On the basis of comparable references (GOS-PODAROWICZ, MORAN and OWASHI, J. Clin. Endocrinol.

Metab. 44,651 (1977)), the reproduction rate of human amniotic fluid cells achievable with the medium described here is also superior to the action of a medium consisting of modified EAGLE medium according to DULBECCO (DME) and 20% (v / v) fetal calf serum.

In the amniotic fluid there are essentially three morphologically distinguishable cell types (fibrobiastoid and epitheloid cells as well as "amniotic fluid" cells) As shown in Table 3, the medium described here has a positive effect on the growth of all three cell types.

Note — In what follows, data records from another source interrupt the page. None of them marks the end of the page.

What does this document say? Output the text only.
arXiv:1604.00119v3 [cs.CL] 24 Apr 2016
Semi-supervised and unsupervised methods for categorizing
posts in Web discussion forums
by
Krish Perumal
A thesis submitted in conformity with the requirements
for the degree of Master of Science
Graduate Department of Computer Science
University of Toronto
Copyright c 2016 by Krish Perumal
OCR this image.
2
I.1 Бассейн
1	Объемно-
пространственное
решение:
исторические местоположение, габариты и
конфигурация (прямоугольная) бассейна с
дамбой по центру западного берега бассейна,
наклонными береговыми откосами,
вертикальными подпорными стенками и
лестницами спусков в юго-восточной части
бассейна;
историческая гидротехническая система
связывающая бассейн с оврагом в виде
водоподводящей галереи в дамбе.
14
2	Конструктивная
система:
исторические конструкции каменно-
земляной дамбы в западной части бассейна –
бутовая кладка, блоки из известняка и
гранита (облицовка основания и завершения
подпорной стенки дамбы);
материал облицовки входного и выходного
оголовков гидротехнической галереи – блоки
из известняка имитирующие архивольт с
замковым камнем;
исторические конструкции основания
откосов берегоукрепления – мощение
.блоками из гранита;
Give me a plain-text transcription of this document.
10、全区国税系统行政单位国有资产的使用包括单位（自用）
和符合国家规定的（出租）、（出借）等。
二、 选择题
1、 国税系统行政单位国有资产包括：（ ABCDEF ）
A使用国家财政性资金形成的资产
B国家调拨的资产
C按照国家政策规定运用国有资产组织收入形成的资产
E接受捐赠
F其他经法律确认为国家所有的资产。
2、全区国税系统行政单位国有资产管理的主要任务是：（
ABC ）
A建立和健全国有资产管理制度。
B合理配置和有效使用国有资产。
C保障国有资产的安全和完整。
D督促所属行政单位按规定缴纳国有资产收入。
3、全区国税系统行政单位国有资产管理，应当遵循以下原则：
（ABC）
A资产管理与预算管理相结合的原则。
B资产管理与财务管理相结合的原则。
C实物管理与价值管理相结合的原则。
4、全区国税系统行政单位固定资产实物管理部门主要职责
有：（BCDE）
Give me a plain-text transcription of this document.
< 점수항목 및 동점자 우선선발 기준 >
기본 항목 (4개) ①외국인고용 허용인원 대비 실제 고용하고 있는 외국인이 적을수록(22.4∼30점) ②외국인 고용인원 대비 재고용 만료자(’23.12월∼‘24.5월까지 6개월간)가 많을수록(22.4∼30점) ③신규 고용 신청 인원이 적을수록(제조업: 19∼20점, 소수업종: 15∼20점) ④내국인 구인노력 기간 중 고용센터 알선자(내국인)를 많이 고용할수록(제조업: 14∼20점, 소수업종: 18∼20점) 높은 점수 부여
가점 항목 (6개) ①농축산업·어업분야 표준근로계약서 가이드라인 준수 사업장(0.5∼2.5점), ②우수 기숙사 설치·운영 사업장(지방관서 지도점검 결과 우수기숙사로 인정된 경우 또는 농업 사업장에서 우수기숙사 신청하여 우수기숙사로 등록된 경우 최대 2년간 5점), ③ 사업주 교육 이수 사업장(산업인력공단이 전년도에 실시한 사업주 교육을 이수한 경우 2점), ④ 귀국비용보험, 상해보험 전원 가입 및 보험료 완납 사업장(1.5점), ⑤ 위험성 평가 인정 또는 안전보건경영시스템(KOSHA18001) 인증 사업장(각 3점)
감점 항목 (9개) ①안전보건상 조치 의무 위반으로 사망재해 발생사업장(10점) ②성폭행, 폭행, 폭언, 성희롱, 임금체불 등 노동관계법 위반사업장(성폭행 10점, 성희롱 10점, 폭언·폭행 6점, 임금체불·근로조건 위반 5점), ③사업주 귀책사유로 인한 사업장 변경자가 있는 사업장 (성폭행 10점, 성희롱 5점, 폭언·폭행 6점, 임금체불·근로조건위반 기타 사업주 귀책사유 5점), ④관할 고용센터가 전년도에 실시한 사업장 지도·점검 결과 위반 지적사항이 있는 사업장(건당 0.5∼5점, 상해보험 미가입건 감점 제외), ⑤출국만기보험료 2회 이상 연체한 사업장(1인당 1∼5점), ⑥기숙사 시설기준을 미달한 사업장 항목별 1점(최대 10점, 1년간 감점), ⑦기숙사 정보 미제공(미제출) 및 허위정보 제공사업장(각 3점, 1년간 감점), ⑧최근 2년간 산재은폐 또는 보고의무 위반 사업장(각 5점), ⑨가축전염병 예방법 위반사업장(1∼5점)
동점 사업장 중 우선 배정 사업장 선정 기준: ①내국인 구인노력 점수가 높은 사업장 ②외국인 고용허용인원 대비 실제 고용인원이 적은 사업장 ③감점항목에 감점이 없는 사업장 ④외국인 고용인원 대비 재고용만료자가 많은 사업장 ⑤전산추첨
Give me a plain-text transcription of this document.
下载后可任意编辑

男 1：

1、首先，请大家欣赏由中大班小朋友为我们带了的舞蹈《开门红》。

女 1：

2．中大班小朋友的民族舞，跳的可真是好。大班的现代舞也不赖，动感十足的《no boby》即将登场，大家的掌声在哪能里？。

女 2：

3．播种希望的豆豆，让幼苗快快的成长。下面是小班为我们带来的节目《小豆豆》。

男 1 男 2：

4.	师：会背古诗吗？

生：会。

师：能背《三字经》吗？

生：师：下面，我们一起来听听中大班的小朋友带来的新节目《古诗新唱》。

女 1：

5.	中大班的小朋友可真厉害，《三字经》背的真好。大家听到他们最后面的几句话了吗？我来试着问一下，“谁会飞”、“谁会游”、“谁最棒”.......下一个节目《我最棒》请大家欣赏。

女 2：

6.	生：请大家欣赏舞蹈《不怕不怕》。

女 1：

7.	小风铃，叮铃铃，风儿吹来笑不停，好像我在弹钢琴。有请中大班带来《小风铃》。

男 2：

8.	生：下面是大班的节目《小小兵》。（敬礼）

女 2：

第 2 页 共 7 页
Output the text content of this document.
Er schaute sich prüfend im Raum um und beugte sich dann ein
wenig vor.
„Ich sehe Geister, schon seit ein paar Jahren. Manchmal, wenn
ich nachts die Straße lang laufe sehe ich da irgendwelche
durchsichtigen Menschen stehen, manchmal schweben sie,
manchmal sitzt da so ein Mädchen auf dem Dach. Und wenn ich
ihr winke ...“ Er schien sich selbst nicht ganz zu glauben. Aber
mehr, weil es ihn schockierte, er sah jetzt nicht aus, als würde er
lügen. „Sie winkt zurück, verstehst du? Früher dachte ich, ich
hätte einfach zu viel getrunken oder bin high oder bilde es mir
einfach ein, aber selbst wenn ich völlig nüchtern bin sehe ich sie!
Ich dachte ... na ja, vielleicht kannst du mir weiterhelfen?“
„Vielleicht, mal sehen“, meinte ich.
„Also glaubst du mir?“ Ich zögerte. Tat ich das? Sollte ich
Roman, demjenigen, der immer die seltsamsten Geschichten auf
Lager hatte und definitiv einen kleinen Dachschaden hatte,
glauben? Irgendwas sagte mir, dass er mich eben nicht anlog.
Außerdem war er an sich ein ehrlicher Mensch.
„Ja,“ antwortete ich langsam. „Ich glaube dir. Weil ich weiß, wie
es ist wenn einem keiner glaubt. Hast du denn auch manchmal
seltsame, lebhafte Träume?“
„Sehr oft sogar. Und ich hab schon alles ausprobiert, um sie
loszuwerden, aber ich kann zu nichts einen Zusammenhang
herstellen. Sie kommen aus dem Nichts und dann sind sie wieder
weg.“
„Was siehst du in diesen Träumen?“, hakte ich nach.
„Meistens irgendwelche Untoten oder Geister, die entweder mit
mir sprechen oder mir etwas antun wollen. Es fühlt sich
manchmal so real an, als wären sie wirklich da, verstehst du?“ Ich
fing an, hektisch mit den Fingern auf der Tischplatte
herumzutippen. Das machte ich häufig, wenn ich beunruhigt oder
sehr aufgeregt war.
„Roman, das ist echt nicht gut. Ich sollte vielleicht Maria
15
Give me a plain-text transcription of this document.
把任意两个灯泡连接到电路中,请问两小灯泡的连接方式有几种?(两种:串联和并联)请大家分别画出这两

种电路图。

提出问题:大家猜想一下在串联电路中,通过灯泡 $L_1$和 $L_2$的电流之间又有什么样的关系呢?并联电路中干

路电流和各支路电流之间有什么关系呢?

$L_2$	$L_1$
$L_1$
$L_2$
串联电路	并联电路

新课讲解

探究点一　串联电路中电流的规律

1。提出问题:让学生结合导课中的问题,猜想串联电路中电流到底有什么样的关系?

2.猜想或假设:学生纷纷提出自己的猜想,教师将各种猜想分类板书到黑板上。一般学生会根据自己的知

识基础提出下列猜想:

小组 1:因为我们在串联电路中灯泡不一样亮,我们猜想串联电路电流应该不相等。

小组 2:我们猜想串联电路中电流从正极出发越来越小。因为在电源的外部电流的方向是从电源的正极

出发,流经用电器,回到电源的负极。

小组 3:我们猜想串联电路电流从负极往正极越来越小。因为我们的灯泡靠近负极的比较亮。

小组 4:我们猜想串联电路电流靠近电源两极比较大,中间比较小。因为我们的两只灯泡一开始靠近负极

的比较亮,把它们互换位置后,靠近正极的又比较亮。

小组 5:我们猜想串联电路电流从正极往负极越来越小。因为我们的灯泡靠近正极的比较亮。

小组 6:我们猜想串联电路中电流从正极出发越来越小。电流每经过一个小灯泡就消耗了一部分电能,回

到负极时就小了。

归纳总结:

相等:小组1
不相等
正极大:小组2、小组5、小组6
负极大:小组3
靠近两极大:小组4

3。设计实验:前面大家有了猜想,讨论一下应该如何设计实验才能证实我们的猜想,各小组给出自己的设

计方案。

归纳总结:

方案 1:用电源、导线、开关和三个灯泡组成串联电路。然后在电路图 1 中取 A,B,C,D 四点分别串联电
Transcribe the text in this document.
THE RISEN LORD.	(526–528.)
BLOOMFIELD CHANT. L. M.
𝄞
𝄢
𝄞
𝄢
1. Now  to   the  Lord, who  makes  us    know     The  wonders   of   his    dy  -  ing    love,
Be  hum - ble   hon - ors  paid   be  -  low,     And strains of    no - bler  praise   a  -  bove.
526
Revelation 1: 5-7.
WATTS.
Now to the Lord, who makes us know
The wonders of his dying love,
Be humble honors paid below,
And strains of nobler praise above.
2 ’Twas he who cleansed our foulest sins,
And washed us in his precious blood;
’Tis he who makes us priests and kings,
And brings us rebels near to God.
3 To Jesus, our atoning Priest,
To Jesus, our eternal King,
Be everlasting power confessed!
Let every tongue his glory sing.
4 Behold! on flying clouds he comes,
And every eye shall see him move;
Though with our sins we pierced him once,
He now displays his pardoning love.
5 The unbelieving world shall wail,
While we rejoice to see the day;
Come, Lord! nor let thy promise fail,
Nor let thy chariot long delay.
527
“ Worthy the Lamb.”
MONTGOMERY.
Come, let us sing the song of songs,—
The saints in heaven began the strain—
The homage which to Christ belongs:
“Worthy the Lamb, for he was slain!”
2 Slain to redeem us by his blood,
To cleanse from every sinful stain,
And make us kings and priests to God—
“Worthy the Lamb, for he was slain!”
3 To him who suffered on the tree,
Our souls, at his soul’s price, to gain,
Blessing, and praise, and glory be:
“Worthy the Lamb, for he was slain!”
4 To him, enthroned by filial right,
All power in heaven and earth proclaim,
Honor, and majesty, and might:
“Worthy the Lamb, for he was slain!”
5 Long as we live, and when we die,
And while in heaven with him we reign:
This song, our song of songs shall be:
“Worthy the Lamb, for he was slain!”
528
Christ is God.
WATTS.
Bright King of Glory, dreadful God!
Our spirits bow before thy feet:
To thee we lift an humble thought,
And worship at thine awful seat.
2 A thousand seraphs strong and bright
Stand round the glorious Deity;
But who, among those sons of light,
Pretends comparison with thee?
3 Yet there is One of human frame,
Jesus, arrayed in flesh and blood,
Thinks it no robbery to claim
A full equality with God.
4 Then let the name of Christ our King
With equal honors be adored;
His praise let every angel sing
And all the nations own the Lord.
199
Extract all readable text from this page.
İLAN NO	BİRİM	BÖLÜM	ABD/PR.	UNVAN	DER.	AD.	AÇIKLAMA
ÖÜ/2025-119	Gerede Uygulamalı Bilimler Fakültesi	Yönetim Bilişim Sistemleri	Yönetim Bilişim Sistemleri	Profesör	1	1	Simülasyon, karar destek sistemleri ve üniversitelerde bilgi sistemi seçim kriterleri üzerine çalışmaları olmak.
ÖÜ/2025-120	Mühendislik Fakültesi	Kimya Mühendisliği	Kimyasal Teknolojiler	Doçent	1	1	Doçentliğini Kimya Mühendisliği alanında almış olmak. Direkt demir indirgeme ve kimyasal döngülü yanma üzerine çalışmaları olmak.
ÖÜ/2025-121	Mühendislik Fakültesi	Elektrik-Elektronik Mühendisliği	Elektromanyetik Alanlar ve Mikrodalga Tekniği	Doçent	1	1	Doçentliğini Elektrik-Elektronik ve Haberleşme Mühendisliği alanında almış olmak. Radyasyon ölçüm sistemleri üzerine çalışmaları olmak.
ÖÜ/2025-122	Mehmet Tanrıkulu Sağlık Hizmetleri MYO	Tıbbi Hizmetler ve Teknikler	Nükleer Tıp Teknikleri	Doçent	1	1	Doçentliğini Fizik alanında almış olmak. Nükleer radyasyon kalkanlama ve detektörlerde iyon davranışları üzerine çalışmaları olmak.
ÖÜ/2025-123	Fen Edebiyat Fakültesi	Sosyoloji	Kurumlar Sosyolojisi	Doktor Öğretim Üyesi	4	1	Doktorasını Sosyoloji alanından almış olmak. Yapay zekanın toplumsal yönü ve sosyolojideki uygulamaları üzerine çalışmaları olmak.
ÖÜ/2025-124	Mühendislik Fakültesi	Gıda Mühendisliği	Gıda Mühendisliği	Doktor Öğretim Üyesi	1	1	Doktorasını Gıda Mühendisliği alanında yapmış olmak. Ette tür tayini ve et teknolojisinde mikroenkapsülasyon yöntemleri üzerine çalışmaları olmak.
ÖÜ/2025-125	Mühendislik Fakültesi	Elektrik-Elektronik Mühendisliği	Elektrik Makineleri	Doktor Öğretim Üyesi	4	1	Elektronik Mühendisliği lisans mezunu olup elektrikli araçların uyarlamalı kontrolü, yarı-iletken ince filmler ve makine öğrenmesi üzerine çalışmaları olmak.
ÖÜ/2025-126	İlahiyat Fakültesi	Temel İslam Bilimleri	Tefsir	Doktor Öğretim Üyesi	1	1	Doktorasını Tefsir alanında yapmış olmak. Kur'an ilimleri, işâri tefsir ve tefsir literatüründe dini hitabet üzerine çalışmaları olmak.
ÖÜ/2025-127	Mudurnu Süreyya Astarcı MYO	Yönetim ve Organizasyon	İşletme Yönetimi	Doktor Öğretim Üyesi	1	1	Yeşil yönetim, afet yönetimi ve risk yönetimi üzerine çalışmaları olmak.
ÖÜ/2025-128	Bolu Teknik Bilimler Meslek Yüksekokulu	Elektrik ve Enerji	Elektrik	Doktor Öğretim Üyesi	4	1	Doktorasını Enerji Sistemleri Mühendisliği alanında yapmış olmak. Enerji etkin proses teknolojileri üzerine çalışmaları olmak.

Table 3: The effect of brain preparations to cell culture medium (basal medium + 10% fetal calf serum) on the plating efficiency of various morphological cell types in the cultivation of human amniotic fluid cells

Cell Type Plating Efficiency (%)

in the presence of in the absence of

Hirntrockenpräparat Hirntrockenpräparat

(100Aig / ml)

Fibroblastoid 25.5 ± 1.0 16.3 + 1.0

Amniotic fluid cell type 8,4 + 0,5 3,2 ± 0,6

Epithelioid type 4.4 ± 0.6 0

When using the medium described here, ie under the influence of the brain preparation, are important parameters of the amniotic fluid cells, such as, for example, for biochemical prenatal diagnosis. B. the activities of the enzymes α-galactosidase, ß- galactosidase, β-glucuronidase and arylsulfatase A are not affected.

Claims (3)

-1- 261 242 1 Invention claims: Cell culture medium, characterized in that it consists of EAGLE (MEM) cell culture medium and 0.5% (w / v) lactalbumin hydrolyzate to which 10% (v / v) fetal calf serum has been added and further ΙΟΟμ / ml of a proteinaceous dry preparation from bovine brain, obtained under sterile working conditions a) mechanical removal of larger blood vessels and blood clots from slaughter-warm cattle brains in ice-cold isotonic phosphate-buffered saline, germination of the brain tissue by placing in liquid nitrogen, thawing and homogenization in a 0.15 M (NH ₄ ) ₂ SO ₄ solution at pH 4.5, two hours of stirring and subsequent centrifugation, b) a (NH ₄ J ₂ SO ₄ -FiIlUrIg centrifugation supernatant at pH 6.5 to 7.0 and re-centrifugation, c) a further (NH ₄ ) ₂ SO ₄ precipitation of the supernatant and further centrifugation, d) recording the sediment of the latter centrifugation in distilled water, a desalting dialysis of this solution against distilled water, centrifugation of the resulting sediment and lyophilization of the clear Zentrifugationsüberstandes to be mixed freshly before use under sterile working conditions. 2. cell culture medium according to item 1, characterized in that it brings low amounts of cells of mesodermal origin when it falls below the usually required frequency of medium renewal for multiplication when using conventional zeilzüchterischer working methods. 3. cell culture medium according to item 1 and 2 for use in prenatal diagnosis, characterized in that it contains small amounts of human amniotic fluid cells, as obtained in prenatal diagnostics in amniotic fluid samples, in a prenatal for the period of 14 to 28 days up to a sufficient number of cells for routine genetic examinations - approximately 10 ⁴ to 10 ⁶ cells - brings about an increase in all the amniotic fluid in the amniotic fluid, without adversely affecting important cell biochemical enzyme parameters and undercutting the usually required frequency of medium renewal.